扁形动物再生和动态平衡的梯度。

Gradients in planarian regeneration and homeostasis.

机构信息

Department of Genetics and Institute of Biomedicine, University of Barcelona, Av. Diagonal 645, E-08028 Barcelona, Catalonia, Spain.

出版信息

Cold Spring Harb Perspect Biol. 2010 Jan;2(1):a000505. doi: 10.1101/cshperspect.a000505.

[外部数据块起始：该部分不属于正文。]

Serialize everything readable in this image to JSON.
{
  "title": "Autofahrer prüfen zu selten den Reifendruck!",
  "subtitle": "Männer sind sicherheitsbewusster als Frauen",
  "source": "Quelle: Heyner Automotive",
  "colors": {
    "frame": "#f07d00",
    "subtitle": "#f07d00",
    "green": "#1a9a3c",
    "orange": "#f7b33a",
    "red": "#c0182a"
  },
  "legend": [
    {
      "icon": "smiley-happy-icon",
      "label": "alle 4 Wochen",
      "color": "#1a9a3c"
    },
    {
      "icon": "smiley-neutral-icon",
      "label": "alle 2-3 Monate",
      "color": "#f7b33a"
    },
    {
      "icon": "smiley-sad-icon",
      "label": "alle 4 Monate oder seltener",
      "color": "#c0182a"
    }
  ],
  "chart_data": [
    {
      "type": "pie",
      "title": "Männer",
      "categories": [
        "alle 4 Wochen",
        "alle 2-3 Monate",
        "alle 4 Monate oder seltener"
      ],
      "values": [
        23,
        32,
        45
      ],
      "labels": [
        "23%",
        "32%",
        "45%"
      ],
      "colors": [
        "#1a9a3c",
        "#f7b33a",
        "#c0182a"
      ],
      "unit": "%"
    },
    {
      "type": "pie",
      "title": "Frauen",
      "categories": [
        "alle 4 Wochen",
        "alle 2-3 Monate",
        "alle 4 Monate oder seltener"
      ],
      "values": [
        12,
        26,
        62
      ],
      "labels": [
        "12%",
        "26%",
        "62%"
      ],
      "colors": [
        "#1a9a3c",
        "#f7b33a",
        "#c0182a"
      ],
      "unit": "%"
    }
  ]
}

DOI:10.1101/cshperspect.a000505

PMID:20182600

原文链接:https://pmc.ncbi.nlm.nih.gov/articles/PMC2827897/

Abstract

Planarian regeneration was one of the first models in which the gradient concept was developed. Morphological studies based on the analysis of the regeneration rates of planarian fragments from different body regions, the generation of heteromorphoses, and experiments of tissue transplantation led T.H. Morgan (1901) and C.M Child (1911) to postulate different kinds of gradients responsible for the regenerative process in these highly plastic animals. However, after a century of research, the role of morphogens in planarian regeneration has yet to be demonstrated. This may change soon, as the sequencing of the planarian genome and the possibility of performing gene functional analysis by RNA interference (RNAi) have led to the isolation of elements of the bone morphogenetic protein (BMP), Wnt, and fibroblast growth factor (FGF) pathways that control patterning and axial polarity during planarian regeneration and homeostasis. Here, we discuss whether the actions of these molecules could be based on morphogenetic gradients.

摘要

涡虫再生是最早应用梯度概念的模型之一。基于对不同体区涡虫碎片再生率、异形发生以及组织移植实验的形态学研究，T.H.摩根（1901 年）和 C.M. Child（1911 年）提出了不同类型的梯度，这些梯度负责这些高可塑性动物的再生过程。然而，经过一个世纪的研究，形态发生素在涡虫再生中的作用仍有待证明。这种情况可能很快就会改变，因为涡虫基因组的测序以及通过 RNA 干扰（RNAi）进行基因功能分析的可能性，导致了控制涡虫再生和内稳态过程中模式形成和轴向极性的骨形态发生蛋白（BMP）、Wnt 和成纤维细胞生长因子（FGF）途径的元件的分离。在这里，我们讨论这些分子的作用是否可以基于形态发生梯度。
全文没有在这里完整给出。